Morgan Stanley CEO Ted Pick focused on achieving financial goals


Morgan StanleyBank of America's new CEO Ted Pick on Thursday expressed confidence that his bank will meet its financial goals of $10 trillion in customer assets and a 20% return.

Pick, a three-decade Morgan Stanley veteran who took over this month, said he has three priorities: sticking to the strategy laid out by his predecessor James Gorman, maintaining the bank's culture and achieving its goals.

“Ten trillion dollars in wealth and asset management is coming,” Pick said in an interview with CNBC at the World Economic Forum in Davos, Switzerland. “We are going to get there and achieve 20% returns. That's it: 10 and 20. It will take some time, but I am very optimistic.”

Pick's predecessor guided Morgan Stanley after the 2008 financial crisis that nearly sank the investment bank.
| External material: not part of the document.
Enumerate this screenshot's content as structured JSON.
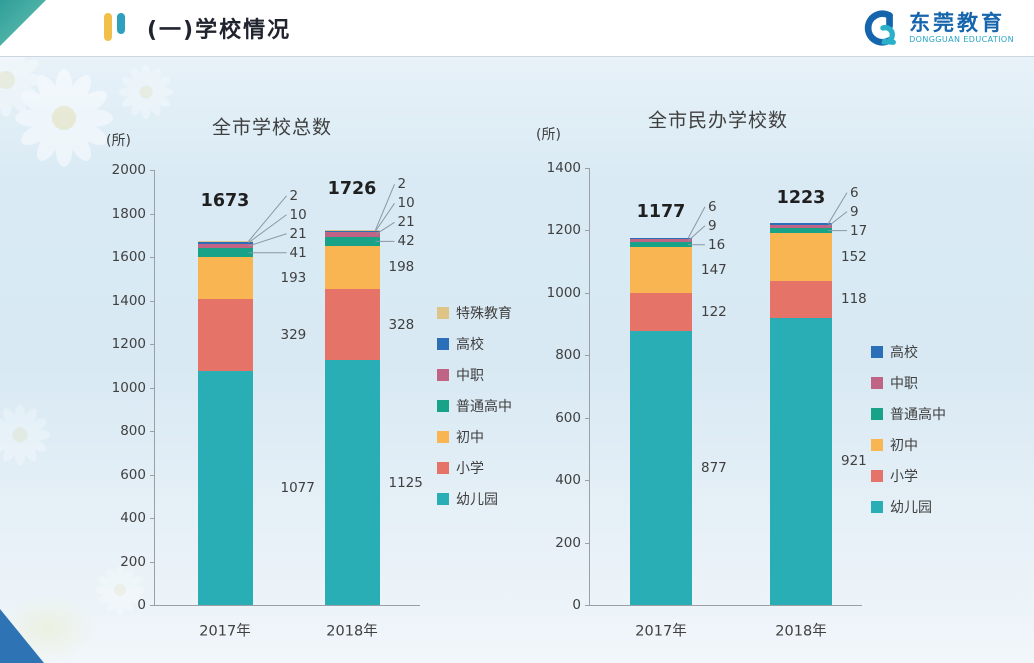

Gorman transformed the firm into a wealth management giant through a series of smart acquisitions, while helping to rehabilitate trading firms for a new era on Wall Street.

The shift toward wealth management boosted Morgan Stanley's valuation well beyond its rivals, including Goldman Sachs, but more recently concerns about the growth of that business have stymied the stock. The bank's shares are down 12% in the last year.

“Part of the reason the boss was so successful is that he guided the place toward a long-lasting narrative instead of the choppy, unpredictable Morgan Stanley,” Pick said.

The company's “secret sauce” is combining a leading investment bank with its wealth management operations, he added.

“The name of the game is to balance realistic expectations and build credibility, but let people understand that we have a lot of confidence that both pieces will grow,” Pick said. “The ecosystem of being a leading wealth manager, banking individuals, not institutions, and then also covering them like an investment bank or covering the risk like a trading house, is unique.”

What may help this year is an expected rebound in corporate mergers and related activities after more than a year of depressed volumes, Pick said. A backlog of deals has been building since before the Covid pandemic began in 2020, she said.

“There's a lot of activity,” Pick said. “I think once people start getting going, we'll see a lot of that.”

The U.S. economy is “probably past peak inflation” and “it's not inconceivable” that the Federal Reserve could be forced to cut rates faster than expected due to weakening data, Pick added.